Telles sont, à mes yeux, quelques conditions à respecter, ce qui, je vous l'accorde, n'épuise pas la question du : comment faire ?

Mais vous allez, là-dessus, nous éclairer.

18) Des nos Rencontres annuelles à quelques coopérations européennes

Ces Rencontres annuelles, ce sont aussi des amitiés et des complicités qui débouchent sur des coopérations au long cours. Je pense aux projets européens qui associent aujourd'hui le Poitou- Charentes, la Catalogne et la Toscane.

Je pense en particulier à celui qui nous permettra d'organiser, en novembre prochain, une Assemblée participative électronique qui se déroulera simultanément dans nos trois Régions sur le thème du changement climatique.

Je pense aussi au Réseau Européen pour la Démocratie participative dont avons jeté ensemble les fondations pour mettre en commun les bonnes pratiques et favoriser la construction d'un savoir commun accessible à tous.

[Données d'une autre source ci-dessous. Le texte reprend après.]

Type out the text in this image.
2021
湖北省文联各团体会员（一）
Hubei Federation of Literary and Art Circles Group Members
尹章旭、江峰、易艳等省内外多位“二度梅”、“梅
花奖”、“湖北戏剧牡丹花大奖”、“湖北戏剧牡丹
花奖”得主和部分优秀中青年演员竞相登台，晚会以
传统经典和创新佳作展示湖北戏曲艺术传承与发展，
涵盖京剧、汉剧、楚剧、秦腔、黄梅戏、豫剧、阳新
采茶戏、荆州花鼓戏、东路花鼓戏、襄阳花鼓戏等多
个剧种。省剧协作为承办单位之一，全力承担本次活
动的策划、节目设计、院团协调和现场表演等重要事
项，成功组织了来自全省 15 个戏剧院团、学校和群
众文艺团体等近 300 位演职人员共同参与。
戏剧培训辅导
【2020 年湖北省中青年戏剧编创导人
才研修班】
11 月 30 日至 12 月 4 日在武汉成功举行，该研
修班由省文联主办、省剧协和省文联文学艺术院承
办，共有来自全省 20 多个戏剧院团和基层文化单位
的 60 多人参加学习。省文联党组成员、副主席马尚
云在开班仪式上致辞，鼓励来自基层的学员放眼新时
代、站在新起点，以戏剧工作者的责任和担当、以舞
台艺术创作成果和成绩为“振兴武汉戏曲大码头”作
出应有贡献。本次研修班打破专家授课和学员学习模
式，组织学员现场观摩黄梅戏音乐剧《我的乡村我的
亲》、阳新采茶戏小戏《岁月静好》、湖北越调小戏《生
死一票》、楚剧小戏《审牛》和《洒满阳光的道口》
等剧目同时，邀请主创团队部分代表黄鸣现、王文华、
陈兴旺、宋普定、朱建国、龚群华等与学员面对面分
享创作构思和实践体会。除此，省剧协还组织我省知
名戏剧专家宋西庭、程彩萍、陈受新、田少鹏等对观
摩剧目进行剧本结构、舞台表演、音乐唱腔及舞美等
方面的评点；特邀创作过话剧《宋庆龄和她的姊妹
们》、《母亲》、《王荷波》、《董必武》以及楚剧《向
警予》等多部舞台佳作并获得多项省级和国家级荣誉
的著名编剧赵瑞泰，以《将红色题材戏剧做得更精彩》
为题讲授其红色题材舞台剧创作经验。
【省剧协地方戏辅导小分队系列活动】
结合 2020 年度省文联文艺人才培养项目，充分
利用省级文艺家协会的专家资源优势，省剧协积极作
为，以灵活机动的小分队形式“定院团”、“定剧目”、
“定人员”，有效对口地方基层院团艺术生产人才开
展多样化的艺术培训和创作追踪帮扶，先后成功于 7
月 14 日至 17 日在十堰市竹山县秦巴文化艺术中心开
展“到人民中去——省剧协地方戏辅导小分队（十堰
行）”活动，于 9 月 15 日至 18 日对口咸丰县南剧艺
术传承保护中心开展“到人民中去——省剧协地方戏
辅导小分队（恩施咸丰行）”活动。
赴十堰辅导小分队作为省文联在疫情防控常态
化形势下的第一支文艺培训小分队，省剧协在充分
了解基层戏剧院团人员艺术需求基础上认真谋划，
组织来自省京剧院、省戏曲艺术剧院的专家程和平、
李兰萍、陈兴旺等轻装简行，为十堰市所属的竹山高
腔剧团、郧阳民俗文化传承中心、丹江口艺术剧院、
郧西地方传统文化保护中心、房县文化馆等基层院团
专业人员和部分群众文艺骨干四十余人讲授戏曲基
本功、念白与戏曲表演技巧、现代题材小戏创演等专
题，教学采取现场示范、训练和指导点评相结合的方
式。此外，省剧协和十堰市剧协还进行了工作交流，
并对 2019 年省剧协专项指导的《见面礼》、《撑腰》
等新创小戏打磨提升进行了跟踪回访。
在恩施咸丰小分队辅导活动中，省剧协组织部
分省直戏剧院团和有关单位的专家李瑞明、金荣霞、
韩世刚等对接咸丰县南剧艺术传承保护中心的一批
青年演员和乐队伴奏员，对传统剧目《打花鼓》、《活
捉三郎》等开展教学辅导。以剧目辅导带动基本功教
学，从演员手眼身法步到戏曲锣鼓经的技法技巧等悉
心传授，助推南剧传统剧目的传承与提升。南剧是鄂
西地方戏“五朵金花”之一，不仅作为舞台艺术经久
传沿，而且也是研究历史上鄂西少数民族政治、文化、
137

Merci à toutes et à tous, encore une fois, d'avoir fait le voyage jusqu'à notre Maison de la Région.

Merci aux étudiants de Sciences Po Poitiers pour leur mobilisation.

Je ne pourrai pas rester avec vous toute cette journée car je dois retourner auprès des pêcheurs qui, dans le port de La Rochelle, protestent contre l'envol du prix du carburant qu'ils subissent de plein fouet.

Je vous laisse mon équipe d'ardents promoteurs de la démocratie participative : ils me rendront compte de vos échanges car ils savent le prix que j'y attache et tout le parti que nous en tirons pour l'action que nous menons en Poitou-Charentes.
Je vous remercie et vous souhaitent d'excellents travaux.